What I don't I understand is your last statement - "But be sure to have your ASLD pass!"

I looked all over the NET when I was out there. Do you need a pass to ride there? And if so, how much is it and where do you get one?


----------



## wurensh (Jan 31, 2004)

a) Yes, the web site and all related have run their course. Right now, we're in the "no news is good news" mode, but have several people within Sonoran Desert mountain Bicyclists, as well as other stakeholders (Pima Trails Assoc, etc.) keeping an eye on things. You can be sure if it blows again, it will blow big 

b) Yes, a permit is needed. A significant portion of Fantasy island (and a number of the better trails in the Tucson area) are on State Trust Land, requiring a permit from the Arizona State Land Department. Truth is, very seldom do people get raked over the coals for it (but fines can be steep, and they can confiscate a bike too). Bottom line, we try to play within the system. unfortunately, that system has nearly trippled the fees to play (thus likely forcing more people to ride "illegally"). For more info, you can go to the SDMB web site (www.sdmb.org) and you'll find the link in with the Trails descriptions.

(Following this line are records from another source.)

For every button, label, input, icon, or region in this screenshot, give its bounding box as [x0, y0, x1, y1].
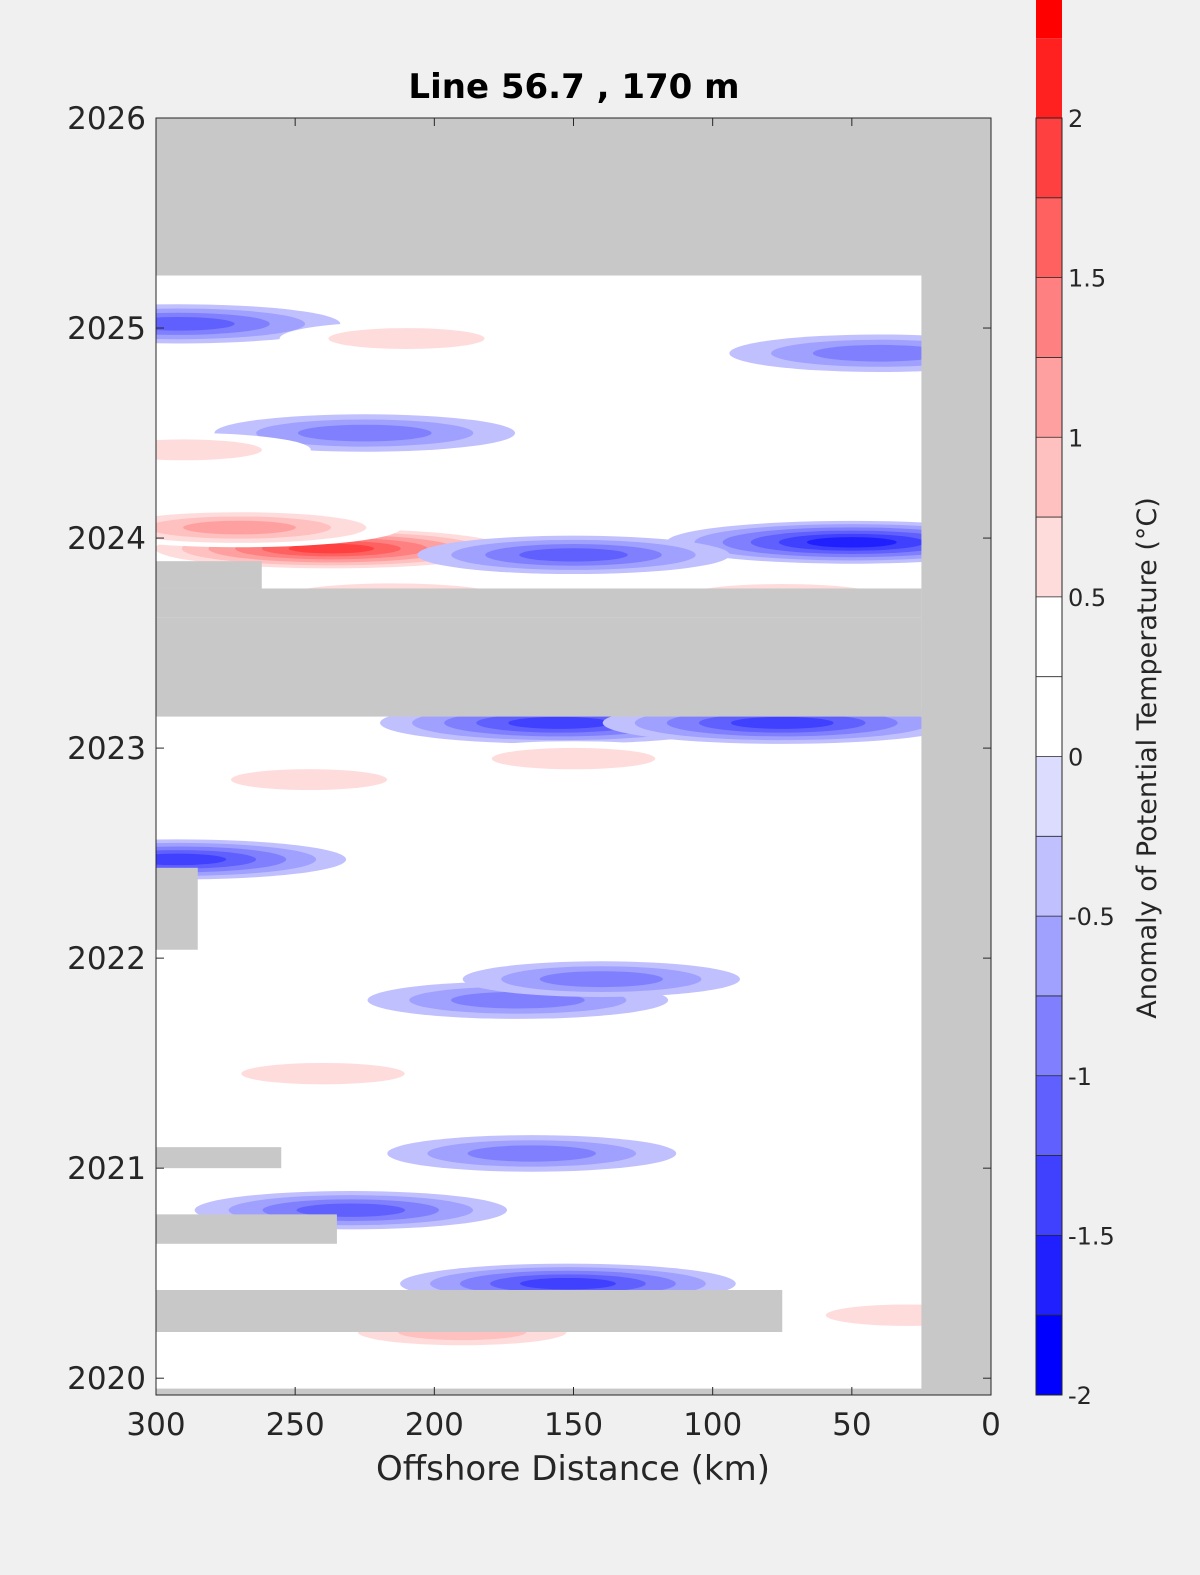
colorbar-tick-label: 2: [1068, 105, 1083, 133]
colorbar-swatch: [1036, 0, 1062, 39]
chart-title: Line 56.7 , 170 m: [408, 67, 739, 107]
anomaly-contour: [288, 543, 375, 554]
x-tick-label: 250: [266, 1407, 325, 1443]
colorbar-tick-label: 1.5: [1068, 265, 1106, 293]
plot-area: [155, 117, 992, 1396]
y-tick-label: 2024: [67, 521, 146, 557]
anomaly-contour: [183, 520, 296, 535]
x-tick-label: 200: [405, 1407, 464, 1443]
colorbar: -2 -1.5 -1 -0.5 0 0.5 1 1.5 2: [1035, 0, 1115, 1410]
y-tick-label: 2022: [67, 941, 146, 977]
colorbar-swatch: [1036, 676, 1062, 757]
anomaly-contour: [519, 1277, 616, 1290]
no-data-region: [156, 561, 262, 589]
y-tick-label: 2023: [67, 731, 146, 767]
no-data-region: [921, 118, 991, 1395]
anomaly-feature: [182, 762, 437, 797]
anomaly-contour: [156, 439, 262, 461]
x-tick-label: 150: [544, 1407, 603, 1443]
anomaly-contour: [451, 991, 585, 1009]
colorbar-tick-label: -0.5: [1068, 903, 1115, 931]
y-tick-label: 2026: [67, 101, 146, 137]
y-tick-label: 2020: [67, 1361, 146, 1397]
x-tick-label: 300: [126, 1407, 185, 1443]
anomaly-contour: [491, 747, 656, 770]
anomaly-contour: [328, 328, 485, 349]
anomaly-feature: [156, 839, 347, 880]
no-data-region: [156, 1147, 282, 1169]
x-axis: 300 250 200 150 100 50 0: [126, 118, 1001, 1443]
anomaly-contour: [296, 1203, 406, 1217]
anomaly-feature: [156, 507, 402, 548]
anomaly-contour: [539, 971, 663, 988]
colorbar-tick-label: -1.5: [1068, 1222, 1115, 1250]
no-data-region: [156, 1214, 337, 1244]
anomaly-feature: [440, 741, 707, 777]
colorbar-swatch: [1036, 1155, 1062, 1236]
x-tick-label: 100: [683, 1407, 742, 1443]
colorbar-frame: [1035, 117, 1063, 1396]
colorbar-swatch: [1036, 277, 1062, 358]
colorbar-tick-label: 0.5: [1068, 584, 1106, 612]
colorbar-swatch: [1036, 596, 1062, 677]
anomaly-feature: [462, 961, 740, 997]
no-data-region: [156, 588, 922, 618]
colorbar-swatch: [1036, 1075, 1062, 1156]
colorbar-swatch: [1036, 756, 1062, 837]
x-tick-label: 0: [981, 1407, 1001, 1443]
anomaly-contour: [730, 716, 834, 729]
y-axis: 2020 2021 2022 2023 2024 2025 2026: [67, 101, 991, 1397]
colorbar-swatch: [1036, 357, 1062, 438]
no-data-region: [156, 1388, 922, 1395]
colorbar-tick-label: 1: [1068, 424, 1083, 452]
anomaly-contour: [812, 344, 947, 362]
colorbar-label: Anomaly of Potential Temperature (°C): [1132, 497, 1163, 1019]
anomaly-contour: [230, 769, 388, 791]
anomaly-feature: [774, 1297, 991, 1333]
colorbar-tick-label: 0: [1068, 744, 1083, 772]
colorbar-swatch: [1036, 995, 1062, 1076]
colorbar-swatch: [1036, 916, 1062, 996]
colorbar-swatch: [1036, 437, 1062, 518]
anomaly-feature: [666, 520, 991, 564]
colorbar-tick-label: -2: [1068, 1382, 1092, 1410]
colorbar-swatch: [1036, 38, 1062, 118]
colorbar-swatch: [1036, 118, 1062, 198]
anomaly-feature: [190, 1056, 456, 1092]
no-data-region: [156, 1289, 783, 1332]
anomaly-contour: [806, 537, 897, 548]
anomaly-feature: [387, 1135, 677, 1172]
anomaly-contour: [519, 548, 628, 562]
y-tick-label: 2021: [67, 1151, 146, 1187]
anomaly-contour: [156, 317, 235, 331]
anomaly-feature: [417, 535, 730, 575]
no-data-region: [156, 118, 991, 276]
colorbar-swatch: [1036, 1315, 1062, 1395]
anomaly-feature: [156, 432, 311, 467]
x-axis-label: Offshore Distance (km): [376, 1449, 770, 1489]
colorbar-tick-label: -1: [1068, 1063, 1092, 1091]
y-tick-label: 2025: [67, 311, 146, 347]
no-data-region: [156, 867, 198, 950]
colorbar-swatch: [1036, 1235, 1062, 1316]
anomaly-contour: [241, 1062, 405, 1085]
anomaly-contour: [508, 716, 611, 729]
colorbar-swatch: [1036, 197, 1062, 278]
no-data-region: [156, 617, 922, 717]
no-data-regions: [156, 118, 991, 1395]
anomaly-contour: [467, 1145, 596, 1162]
anomaly-contour: [297, 424, 432, 442]
colorbar-swatch: [1036, 836, 1062, 917]
colorbar-swatch: [1036, 517, 1062, 597]
anomaly-contour: [156, 853, 227, 866]
anomaly-feature: [279, 321, 534, 356]
x-tick-label: 50: [832, 1407, 871, 1443]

If you're not a member, please consider it... SDMB is the primary riding/advocacy/trail building club in So AZ. Getting stronger every day - but it takes numbers.


----------



## H0WL (Jan 17, 2007)

Fantasy Island is a delight. We rode there three years ago on the first annual wedding anniversary trip to the southwest. hope is stays protected. Kudos to you all for organizing and keeping it safe.


----------



## carlday (Feb 23, 2009)

This cannot be true! Why do those darn developers have to ruin everything???
We have to save the Tucson trails!

Carl D.
tucson hotels
:madman:


----------



## wurensh (Jan 31, 2004)

A couple of things:

YES! We do need to stay vigilant in protectinhg our trails - and nearly every trail besides Fantasy has been developed and worked on with the various agencies - the Tucson trail network reqlly is underrated in that regard - they will be here for years to come.

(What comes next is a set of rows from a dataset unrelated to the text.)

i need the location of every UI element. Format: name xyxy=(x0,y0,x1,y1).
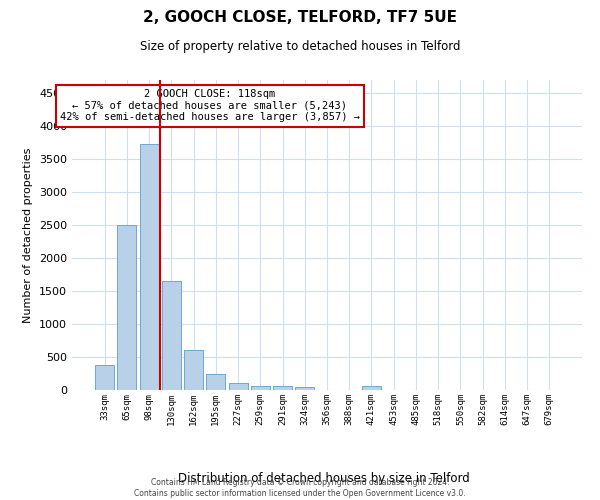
Text: Size of property relative to detached houses in Telford: Size of property relative to detached ho… xyxy=(140,40,460,53)
Y-axis label: Number of detached properties: Number of detached properties xyxy=(23,148,34,322)
Text: 2, GOOCH CLOSE, TELFORD, TF7 5UE: 2, GOOCH CLOSE, TELFORD, TF7 5UE xyxy=(143,10,457,25)
Bar xyxy=(251,386,270,390)
Text: Contains HM Land Registry data © Crown copyright and database right 2024.
Contai: Contains HM Land Registry data © Crown c… xyxy=(134,478,466,498)
Text: Distribution of detached houses by size in Telford: Distribution of detached houses by size … xyxy=(178,472,470,485)
Bar xyxy=(95,365,114,390)
Bar xyxy=(273,386,292,390)
Text: 2 GOOCH CLOSE: 118sqm
← 57% of detached houses are smaller (5,243)
42% of semi-d: 2 GOOCH CLOSE: 118sqm ← 57% of detached … xyxy=(60,90,360,122)
Bar xyxy=(295,386,314,390)
Bar xyxy=(184,350,203,390)
Bar xyxy=(362,386,381,390)
Bar xyxy=(162,281,181,390)
Bar xyxy=(229,384,248,390)
Bar xyxy=(118,225,136,390)
Bar xyxy=(140,144,158,390)
Bar xyxy=(206,374,225,390)
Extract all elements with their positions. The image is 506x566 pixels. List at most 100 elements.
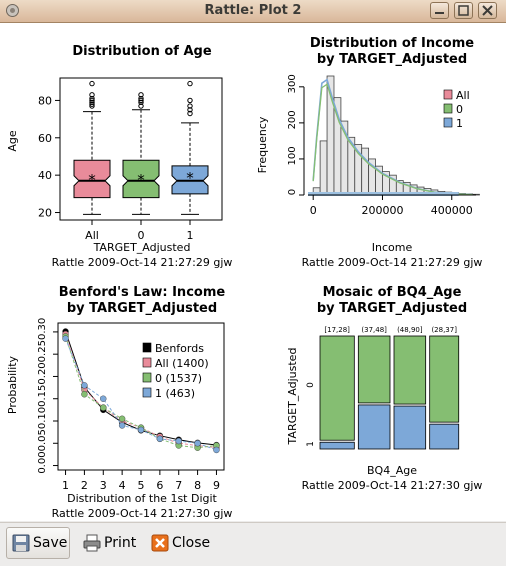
- outlier: [89, 103, 95, 109]
- legend-swatch: [443, 89, 453, 100]
- y-axis-label: Age: [6, 130, 19, 152]
- mean-marker: *: [88, 171, 96, 189]
- x-tick-label: All: [85, 229, 99, 242]
- outlier: [138, 95, 144, 102]
- legend-swatch: [443, 103, 453, 114]
- chart-subtitle: by TARGET_Adjusted: [317, 301, 467, 316]
- chart-caption: Rattle 2009-Oct-14 21:27:30 gjw: [52, 507, 233, 520]
- data-point: [137, 426, 145, 434]
- mosaic-cell-0: [319, 335, 355, 441]
- close-x-icon: [151, 534, 169, 552]
- box: [73, 159, 111, 199]
- x-tick-label: 1: [62, 479, 69, 492]
- y-tick-label: 0: [287, 189, 298, 195]
- save-label: Save: [33, 535, 68, 551]
- outlier: [187, 97, 193, 104]
- legend-swatch: [142, 387, 152, 398]
- column-label: (28,37]: [431, 326, 457, 334]
- window-title: Rattle: Plot 2: [204, 3, 302, 18]
- x-tick-label: 2: [81, 479, 88, 492]
- outlier: [187, 110, 193, 117]
- y-tick-label: 0.25: [37, 340, 48, 362]
- density-line-0: [312, 83, 473, 196]
- outlier: [138, 99, 144, 105]
- outlier: [89, 95, 95, 102]
- chart-subtitle: by TARGET_Adjusted: [317, 52, 467, 67]
- maximize-button[interactable]: [454, 2, 473, 19]
- minimize-icon: [435, 12, 444, 14]
- legend-label: All: [456, 89, 470, 102]
- data-point: [62, 335, 69, 342]
- legend-label: 1: [456, 117, 463, 130]
- save-button[interactable]: Save: [6, 527, 70, 559]
- income-histogram: Distribution of Income by TARGET_Adjuste…: [256, 36, 482, 269]
- legend-swatch: [443, 117, 453, 128]
- outlier: [138, 103, 144, 109]
- outlier: [187, 103, 193, 109]
- chart-title: Distribution of Income: [310, 36, 474, 51]
- y-tick-label: 20: [38, 207, 52, 220]
- floppy-disk-icon: [12, 534, 30, 552]
- print-button[interactable]: Print: [78, 527, 140, 559]
- y-tick-label: 300: [287, 74, 298, 93]
- histogram-bar: [319, 140, 328, 196]
- x-axis-label: BQ4_Age: [367, 464, 417, 477]
- mosaic-cell-0: [429, 335, 460, 423]
- minimize-button[interactable]: [430, 2, 449, 19]
- x-tick-label: 7: [175, 479, 182, 492]
- app-icon: [6, 4, 19, 17]
- mosaic-cell-1: [429, 423, 460, 450]
- column-label: (37,48]: [361, 326, 387, 334]
- x-tick-label: 9: [213, 479, 220, 492]
- mosaic-cell-1: [393, 405, 427, 450]
- x-tick-label: 400000: [431, 204, 473, 217]
- chart-caption: Rattle 2009-Oct-14 21:27:30 gjw: [302, 479, 483, 492]
- close-window-button[interactable]: [478, 2, 497, 19]
- outlier: [89, 80, 95, 87]
- mosaic-cell-1: [319, 441, 355, 450]
- x-tick-label: 8: [194, 479, 201, 492]
- box: [122, 159, 160, 199]
- mean-marker: *: [137, 171, 145, 189]
- data-point: [175, 437, 182, 445]
- legend-label: 0: [456, 103, 463, 116]
- chart-caption: Rattle 2009-Oct-14 21:27:29 gjw: [302, 256, 483, 269]
- legend-label: All (1400): [155, 357, 209, 370]
- y-tick-label: 100: [287, 146, 298, 165]
- data-point: [100, 395, 107, 402]
- legend-label: Benfords: [155, 342, 204, 355]
- y-axis-label: TARGET_Adjusted: [286, 348, 299, 446]
- y-tick-label: 0.10: [37, 407, 48, 429]
- column-label: (48,90]: [397, 326, 423, 334]
- button-bar: Save Print Close: [0, 522, 506, 566]
- age-boxplot: Distribution of Age TARGET_Adjusted Ratt…: [6, 44, 232, 269]
- outlier: [138, 97, 144, 104]
- mosaic-cell-0: [357, 335, 391, 404]
- chart-subtitle: by TARGET_Adjusted: [67, 301, 217, 316]
- level-label: 0: [306, 382, 316, 388]
- x-axis-label: Income: [372, 241, 413, 254]
- chart-caption: Rattle 2009-Oct-14 21:27:29 gjw: [52, 256, 233, 269]
- x-tick-label: 3: [100, 479, 107, 492]
- y-tick-label: 80: [38, 94, 52, 107]
- y-tick-label: 0.05: [37, 429, 48, 451]
- x-axis-label: Distribution of the 1st Digit: [67, 492, 217, 505]
- outlier: [138, 92, 144, 98]
- mean-marker: *: [186, 169, 194, 187]
- y-tick-label: 0.20: [37, 362, 48, 384]
- y-tick-label: 0.30: [37, 318, 48, 340]
- data-point: [118, 422, 126, 429]
- column-label: [17,28]: [324, 326, 350, 334]
- chart-title: Mosaic of BQ4_Age: [323, 285, 462, 300]
- data-point: [100, 404, 107, 411]
- close-button[interactable]: Close: [146, 527, 216, 559]
- data-point: [156, 435, 164, 443]
- mosaic-cell-1: [357, 404, 391, 450]
- maximize-icon: [458, 5, 469, 16]
- outlier: [187, 107, 193, 113]
- x-tick-label: 0: [310, 204, 317, 217]
- data-point: [213, 446, 220, 454]
- x-tick-label: 6: [156, 479, 163, 492]
- title-bar[interactable]: Rattle: Plot 2: [0, 0, 506, 23]
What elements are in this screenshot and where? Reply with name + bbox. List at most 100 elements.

#2 - we must remember that FI was, in fact, a wilcat trail system that developed into a regular/expected use pattern over many years. The State Land Department took a stance that it was an illegal trail - and in simple black/white terms, they were right. BUT - the past practice of the ASLD also worked in our favor, as they condoned and even supported maintance work to further develop and maintain the trails.

#3 - given the above, we pulled the long shot to be able to protect what we did. We knew we wouldn't get it all - but we got the main part of what makes FI so incredible and unique.

Lastly - especially given the current housing market and economic conditions, FI will remain as-is for many years to come... Ride and enjoy...

BUT - don't forget to support those trail groups that directly advocate on your behalf. For maountain bikers, that would be SDMB.org... visit the web sitre today and consider becomeing a member if you are not... a minimal expense for individuals to give you a great voice!



carlday said:


> This cannot be true! Why do those darn developers have to ruin everything???
> We have to save the Tucson trails!
> 
> Carl D.
> ...


----------



## TimPrice (Dec 4, 2009)

Been noticing a whole lot of construction going on in and around the old dump near Bo's loop... they have totally leveled the area in the last couple of weeks. I haven't done Bo's loop or Burro loop in a few weeks so dont know if they have been impacted, or if it is just within the boundaries of the old dump.


----------